Zootropolis DISNEY

Zootropolis: A Review

Zootropolis is a bold, uniquely funny and utterly charming film that truly highlights spectacularly that our differences in appearance does not hinder our similarities underneath.

With Zootropolis, it’s difficult not to touch upon the elephant in the room. The original title for the US release is Zootopia but, for reasons Disney are coy about, the film takes the name Zootropolis in numerous territories. However, this confusion does not obstruct the film, as even all the altered dialogue and graphics flow seamlessly together, matching the quality of the rest of the production sublimely.

The film is set in the fictional city of Zootropolis, a city where mammals live together harmoniously. Following the character of idealistic bunny, Judy Hopps (Ginnifer Goodwin) as she tries to fulfil her ambition of joining the police force, the plot is driven by her trying to solve a case. During her journey she seeks help from seemingly unscrupulous fox, Nick Wilde (Jason Bateman), who’d rather not get involved.

Interestingly, the film is named after the large city in which the movie is set, which is, actually a change for Disney, as most of their previous films are named after the main character. This carries through in the storytelling where even though the audience do follow the journey of Judy and Nick – a vast amount of the plot is spent on establishing the city. This, fundamentally, makes the city of Zootropolis itself, another character as the film allows its audience to build up a relationship with the city, by showing how the story ramifications affect the entire city and its population, really treating the city as a major character in developing the story.

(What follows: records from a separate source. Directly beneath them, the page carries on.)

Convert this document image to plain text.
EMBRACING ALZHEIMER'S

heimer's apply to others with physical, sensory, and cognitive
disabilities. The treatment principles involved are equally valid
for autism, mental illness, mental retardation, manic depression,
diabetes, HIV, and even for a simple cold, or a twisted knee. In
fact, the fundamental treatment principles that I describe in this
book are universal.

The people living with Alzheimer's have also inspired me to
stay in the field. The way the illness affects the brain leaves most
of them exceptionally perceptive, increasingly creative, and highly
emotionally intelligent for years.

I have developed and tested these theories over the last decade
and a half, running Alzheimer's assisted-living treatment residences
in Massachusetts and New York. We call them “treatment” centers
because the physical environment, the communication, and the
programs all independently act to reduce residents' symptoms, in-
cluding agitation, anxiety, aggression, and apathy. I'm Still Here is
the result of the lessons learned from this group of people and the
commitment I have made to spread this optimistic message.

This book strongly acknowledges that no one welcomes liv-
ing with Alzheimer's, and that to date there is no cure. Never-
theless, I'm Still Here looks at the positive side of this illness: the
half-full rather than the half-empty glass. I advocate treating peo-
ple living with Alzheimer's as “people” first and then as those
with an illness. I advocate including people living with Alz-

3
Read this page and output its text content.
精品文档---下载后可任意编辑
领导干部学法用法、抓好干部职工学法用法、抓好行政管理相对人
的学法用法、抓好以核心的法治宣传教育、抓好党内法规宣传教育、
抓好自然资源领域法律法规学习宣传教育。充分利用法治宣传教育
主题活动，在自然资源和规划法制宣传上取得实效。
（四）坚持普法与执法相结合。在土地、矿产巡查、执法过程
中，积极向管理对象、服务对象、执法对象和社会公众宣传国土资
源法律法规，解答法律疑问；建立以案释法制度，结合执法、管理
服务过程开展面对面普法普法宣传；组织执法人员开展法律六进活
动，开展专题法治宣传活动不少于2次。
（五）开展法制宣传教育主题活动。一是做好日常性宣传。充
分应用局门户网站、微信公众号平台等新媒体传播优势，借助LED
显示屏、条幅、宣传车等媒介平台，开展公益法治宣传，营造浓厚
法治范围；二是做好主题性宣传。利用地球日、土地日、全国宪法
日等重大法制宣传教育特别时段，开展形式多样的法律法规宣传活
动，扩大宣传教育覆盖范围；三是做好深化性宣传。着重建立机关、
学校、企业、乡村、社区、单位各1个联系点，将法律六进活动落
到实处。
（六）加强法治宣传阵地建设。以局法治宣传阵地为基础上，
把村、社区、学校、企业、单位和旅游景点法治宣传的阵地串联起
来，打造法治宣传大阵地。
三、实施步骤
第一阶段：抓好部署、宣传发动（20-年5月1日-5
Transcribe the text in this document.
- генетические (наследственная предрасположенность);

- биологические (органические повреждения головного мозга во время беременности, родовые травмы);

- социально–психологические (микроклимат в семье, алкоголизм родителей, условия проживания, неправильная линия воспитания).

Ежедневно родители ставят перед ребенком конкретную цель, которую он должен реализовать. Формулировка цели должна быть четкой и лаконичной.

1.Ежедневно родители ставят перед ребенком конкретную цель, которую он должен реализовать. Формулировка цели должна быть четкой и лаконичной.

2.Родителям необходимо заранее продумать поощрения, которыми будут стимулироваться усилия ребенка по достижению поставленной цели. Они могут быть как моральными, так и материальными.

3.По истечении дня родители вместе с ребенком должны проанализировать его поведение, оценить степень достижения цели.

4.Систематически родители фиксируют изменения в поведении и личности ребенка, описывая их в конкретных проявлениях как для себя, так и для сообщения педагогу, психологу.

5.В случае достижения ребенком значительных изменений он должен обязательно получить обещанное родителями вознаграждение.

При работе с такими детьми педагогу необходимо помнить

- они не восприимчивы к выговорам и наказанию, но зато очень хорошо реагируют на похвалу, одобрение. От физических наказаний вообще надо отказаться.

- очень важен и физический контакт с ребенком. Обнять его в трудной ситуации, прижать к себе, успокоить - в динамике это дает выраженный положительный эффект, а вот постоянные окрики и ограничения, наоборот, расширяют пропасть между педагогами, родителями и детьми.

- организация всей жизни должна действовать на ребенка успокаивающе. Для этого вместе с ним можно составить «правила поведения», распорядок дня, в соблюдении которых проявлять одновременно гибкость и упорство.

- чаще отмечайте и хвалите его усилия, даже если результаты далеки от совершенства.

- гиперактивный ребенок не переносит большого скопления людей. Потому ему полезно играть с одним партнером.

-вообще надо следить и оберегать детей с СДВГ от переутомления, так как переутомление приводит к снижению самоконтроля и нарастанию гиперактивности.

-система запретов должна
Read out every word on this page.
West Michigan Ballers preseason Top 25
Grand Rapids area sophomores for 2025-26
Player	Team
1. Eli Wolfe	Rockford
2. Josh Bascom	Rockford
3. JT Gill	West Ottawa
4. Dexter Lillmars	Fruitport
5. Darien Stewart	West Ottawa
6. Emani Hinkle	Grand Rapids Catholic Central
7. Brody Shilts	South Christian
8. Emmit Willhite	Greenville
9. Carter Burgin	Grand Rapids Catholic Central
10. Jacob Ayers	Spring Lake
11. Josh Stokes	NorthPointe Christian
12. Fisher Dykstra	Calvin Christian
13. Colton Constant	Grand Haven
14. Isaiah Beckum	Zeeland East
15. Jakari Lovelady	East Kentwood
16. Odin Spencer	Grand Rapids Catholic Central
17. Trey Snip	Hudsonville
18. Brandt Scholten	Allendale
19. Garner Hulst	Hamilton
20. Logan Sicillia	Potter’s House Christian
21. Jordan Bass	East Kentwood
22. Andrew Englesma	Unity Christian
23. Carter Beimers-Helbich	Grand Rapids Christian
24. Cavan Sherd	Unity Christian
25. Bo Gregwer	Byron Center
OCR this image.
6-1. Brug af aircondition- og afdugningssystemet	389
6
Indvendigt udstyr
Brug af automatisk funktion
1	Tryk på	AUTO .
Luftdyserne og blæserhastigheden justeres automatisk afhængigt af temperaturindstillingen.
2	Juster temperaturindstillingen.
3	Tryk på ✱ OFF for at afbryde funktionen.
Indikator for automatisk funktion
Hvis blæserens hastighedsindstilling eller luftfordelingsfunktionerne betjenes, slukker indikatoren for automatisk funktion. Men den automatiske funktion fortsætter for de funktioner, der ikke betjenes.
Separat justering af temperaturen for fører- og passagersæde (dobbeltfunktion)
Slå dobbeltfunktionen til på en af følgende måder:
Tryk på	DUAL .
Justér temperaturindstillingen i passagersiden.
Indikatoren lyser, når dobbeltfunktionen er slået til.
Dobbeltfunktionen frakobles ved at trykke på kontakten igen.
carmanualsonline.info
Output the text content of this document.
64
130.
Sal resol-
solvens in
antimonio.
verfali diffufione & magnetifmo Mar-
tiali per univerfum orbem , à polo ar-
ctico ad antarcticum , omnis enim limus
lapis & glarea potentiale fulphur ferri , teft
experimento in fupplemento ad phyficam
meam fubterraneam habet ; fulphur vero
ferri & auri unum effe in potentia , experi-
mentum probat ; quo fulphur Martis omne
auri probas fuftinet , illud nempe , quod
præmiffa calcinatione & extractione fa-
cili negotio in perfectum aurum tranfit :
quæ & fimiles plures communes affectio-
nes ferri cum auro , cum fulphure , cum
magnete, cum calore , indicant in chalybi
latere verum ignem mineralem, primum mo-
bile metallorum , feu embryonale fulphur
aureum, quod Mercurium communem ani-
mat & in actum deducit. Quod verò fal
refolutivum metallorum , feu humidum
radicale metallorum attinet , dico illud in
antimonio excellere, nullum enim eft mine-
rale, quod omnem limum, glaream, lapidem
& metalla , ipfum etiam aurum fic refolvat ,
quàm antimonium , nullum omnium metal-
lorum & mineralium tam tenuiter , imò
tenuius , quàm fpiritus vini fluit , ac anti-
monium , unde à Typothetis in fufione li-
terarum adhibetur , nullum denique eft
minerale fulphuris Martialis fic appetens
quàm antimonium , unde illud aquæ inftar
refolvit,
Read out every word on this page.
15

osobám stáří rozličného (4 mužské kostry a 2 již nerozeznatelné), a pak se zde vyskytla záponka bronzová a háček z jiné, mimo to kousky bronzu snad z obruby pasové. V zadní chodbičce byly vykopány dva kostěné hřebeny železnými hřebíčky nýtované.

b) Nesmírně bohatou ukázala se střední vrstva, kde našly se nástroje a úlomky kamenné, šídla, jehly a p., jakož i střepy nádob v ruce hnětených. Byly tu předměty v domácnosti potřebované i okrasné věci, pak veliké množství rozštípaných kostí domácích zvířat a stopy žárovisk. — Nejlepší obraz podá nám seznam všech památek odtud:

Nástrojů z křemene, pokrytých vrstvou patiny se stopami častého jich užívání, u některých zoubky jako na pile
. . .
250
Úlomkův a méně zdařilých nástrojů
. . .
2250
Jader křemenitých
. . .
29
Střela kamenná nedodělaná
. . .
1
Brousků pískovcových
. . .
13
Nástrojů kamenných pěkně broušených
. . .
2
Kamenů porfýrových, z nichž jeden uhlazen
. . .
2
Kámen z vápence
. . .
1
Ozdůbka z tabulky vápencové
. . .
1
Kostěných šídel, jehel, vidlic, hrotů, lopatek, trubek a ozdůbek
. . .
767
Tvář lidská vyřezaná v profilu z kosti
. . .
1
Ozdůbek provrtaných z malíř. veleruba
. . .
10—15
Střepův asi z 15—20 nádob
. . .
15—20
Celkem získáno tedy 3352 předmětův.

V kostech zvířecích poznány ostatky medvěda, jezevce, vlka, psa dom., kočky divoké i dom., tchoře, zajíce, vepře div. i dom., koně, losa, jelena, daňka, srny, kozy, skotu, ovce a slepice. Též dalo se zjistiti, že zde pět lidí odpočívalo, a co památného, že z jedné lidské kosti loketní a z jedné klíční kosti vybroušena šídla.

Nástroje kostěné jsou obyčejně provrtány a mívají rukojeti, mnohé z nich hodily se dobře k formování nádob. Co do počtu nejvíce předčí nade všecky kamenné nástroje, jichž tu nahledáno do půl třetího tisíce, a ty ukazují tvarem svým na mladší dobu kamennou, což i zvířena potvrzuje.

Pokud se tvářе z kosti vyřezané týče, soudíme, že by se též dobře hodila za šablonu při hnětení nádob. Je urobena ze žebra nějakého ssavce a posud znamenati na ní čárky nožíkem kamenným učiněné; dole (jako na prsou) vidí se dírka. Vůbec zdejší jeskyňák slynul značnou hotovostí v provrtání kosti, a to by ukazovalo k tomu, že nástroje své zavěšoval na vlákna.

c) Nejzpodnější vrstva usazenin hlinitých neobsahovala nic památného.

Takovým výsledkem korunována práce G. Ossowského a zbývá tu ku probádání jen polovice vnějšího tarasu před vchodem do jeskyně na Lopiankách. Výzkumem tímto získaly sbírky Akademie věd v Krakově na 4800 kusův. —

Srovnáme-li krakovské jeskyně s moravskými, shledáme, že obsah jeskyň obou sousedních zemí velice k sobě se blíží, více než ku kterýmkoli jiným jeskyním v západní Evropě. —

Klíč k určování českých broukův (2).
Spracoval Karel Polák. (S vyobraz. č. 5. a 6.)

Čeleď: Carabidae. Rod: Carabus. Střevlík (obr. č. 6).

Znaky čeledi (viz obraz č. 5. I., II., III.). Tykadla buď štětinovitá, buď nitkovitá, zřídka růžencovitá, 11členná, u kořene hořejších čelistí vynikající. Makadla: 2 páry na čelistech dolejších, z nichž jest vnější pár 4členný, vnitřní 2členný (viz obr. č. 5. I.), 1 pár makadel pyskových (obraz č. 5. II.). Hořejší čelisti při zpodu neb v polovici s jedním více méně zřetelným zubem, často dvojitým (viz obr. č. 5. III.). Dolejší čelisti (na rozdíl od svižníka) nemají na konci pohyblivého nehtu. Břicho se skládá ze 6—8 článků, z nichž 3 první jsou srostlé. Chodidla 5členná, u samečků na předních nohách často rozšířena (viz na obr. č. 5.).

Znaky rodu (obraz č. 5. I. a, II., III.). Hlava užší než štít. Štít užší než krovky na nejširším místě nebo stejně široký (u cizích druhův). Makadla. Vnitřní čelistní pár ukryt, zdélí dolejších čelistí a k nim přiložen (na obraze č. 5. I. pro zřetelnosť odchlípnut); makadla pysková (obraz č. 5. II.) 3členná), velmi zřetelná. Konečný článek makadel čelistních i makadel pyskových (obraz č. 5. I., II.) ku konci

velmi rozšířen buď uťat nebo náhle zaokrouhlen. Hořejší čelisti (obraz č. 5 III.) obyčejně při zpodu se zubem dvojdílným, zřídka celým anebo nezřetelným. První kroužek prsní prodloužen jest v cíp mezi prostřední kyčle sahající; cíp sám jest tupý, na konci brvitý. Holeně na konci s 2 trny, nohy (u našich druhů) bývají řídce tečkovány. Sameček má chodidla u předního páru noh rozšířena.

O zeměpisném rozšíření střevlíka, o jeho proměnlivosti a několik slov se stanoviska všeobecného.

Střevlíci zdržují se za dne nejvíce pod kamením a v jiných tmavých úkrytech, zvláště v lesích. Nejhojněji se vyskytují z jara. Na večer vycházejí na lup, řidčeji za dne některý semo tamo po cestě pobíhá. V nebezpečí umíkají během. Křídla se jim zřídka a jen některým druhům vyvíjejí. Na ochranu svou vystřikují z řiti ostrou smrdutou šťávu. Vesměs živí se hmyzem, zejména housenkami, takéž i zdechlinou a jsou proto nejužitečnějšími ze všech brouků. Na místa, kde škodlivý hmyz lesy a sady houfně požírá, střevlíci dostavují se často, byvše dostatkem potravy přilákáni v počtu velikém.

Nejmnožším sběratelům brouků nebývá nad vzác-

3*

The performances in Zootropolis are consistent across the board, with the leads of Goodwin and Bateman having a fantastically natural chemistry that rivals past Disney pairings. Idris Elba is fun to devour as a gruff police chief, whilst J.K. Simmons takes on the smaller role of the Mayor of Zootropolis. Alan Tudyk continues his run of Disney animated films, popping up for a minor role, and the audience is even treated to Shakira, who contributes a catchy song to the soundtrack, titled Try Everything. 

Brilliantly it seems, Zootropolis is not shy of making a handful of humorous jokes in relation to Disney as a brand, very much in the same way that Guardians of the Galaxy did with Marvel. This utterly hilarious addition is extremely refreshing to devour, and sets up some stand out jokes that set the film apart from similar animal run animations.

What may come as a surprise to many, are the rather topical themes in which Zootropolis chooses to play with. There is a huge focus on identity and persecution, ideas which have connected with a handful of individuals to the extent there are drawing parallels with the ongoing migrant crisis. Quite obviously, the film is for all ages, but it digs so much deeper with its themes than many other contemporaries. Even the most standard-fare messages about being true to yourself and following your dreams are handled particularly well, providing the characters with the expected arcs and development. This paired with the jokes aimed strictly at adults, Zootropolis manages to be successful in its mission to be great entertainment for all ages.

Zootropolis has been dubbed by a few individuals as ‘Disney’s best animated film in 20 years‘ and this certainly has basis of truth, with it truly encapsulating Disney at its best.